More surprisingly, placental sex (XX vs XY) is a major determinant in the magnitude and functional responses of the placenta to maternal perturbations during pregnancy, where the female placenta appears to be protective. Placental cellular mechanisms give rise to sex-specific neurodevelopmental changes and are also expected to provide novel insight into disease risk and resilience (see Bale, in this issue, p 459).

Additionally, epigenetic modifications involving DNA methylation and histone deacetylation are essential for feminization or masculinization of sexual behavior.[8],[9] Sex differences at the molecular level of cell signaling and protein trafficking are amplified to create a state of vulnerability which may also interact with stress and contribute to sex differences in vulnerability for psychiatric disorders[10] (see Ramikie and Ressler, in this issue, p 403).

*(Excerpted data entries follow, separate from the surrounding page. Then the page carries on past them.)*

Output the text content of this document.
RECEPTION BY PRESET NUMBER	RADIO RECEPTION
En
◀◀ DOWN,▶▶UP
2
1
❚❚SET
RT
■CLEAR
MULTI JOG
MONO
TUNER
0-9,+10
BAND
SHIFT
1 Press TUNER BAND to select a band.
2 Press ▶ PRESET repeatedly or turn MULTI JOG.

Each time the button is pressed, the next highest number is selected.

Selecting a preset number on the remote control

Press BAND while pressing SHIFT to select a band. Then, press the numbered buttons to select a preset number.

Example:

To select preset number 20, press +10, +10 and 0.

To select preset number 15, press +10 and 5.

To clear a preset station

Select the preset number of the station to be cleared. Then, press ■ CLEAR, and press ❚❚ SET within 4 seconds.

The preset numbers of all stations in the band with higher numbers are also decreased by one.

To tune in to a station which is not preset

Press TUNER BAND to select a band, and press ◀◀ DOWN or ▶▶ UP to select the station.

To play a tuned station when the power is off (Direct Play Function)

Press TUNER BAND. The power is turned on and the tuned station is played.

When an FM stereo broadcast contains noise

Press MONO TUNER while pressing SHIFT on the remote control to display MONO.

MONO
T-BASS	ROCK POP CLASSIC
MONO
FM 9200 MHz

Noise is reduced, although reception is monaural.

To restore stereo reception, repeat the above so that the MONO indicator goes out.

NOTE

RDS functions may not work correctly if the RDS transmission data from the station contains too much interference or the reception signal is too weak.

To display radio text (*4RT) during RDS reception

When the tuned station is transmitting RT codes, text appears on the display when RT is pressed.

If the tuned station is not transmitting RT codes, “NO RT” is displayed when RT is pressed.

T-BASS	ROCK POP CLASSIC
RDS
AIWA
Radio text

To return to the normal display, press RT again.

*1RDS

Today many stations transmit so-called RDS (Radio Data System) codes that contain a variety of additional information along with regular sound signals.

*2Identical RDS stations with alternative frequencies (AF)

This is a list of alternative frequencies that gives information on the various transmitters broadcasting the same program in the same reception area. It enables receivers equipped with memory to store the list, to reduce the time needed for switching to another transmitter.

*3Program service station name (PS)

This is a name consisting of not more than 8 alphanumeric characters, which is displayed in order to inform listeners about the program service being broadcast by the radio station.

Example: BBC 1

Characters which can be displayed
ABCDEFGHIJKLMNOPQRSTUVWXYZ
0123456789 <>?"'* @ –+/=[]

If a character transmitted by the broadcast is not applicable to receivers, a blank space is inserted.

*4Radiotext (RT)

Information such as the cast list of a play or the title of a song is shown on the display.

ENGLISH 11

Finally, sex-specific variance has been identified in numerous biological functions influencing pharmacokinetic determinations, including plasma levels, production of gastric acid, gastric emptying times, levels of plasma protein, enzyme activity, drug transport, and clearance rates. However, it is not clear that such differences translate into clinical practice guidelines (Sramek et al. in this issue, p 447). Finally, a sex difference in the dopamine response in the nucleus accumbens may also contribute to the different vulnerability of males and females to addictive disorders.

This issue will explore how sex differences in the brain may contribute to gender biases in neuropsychiatric disorders.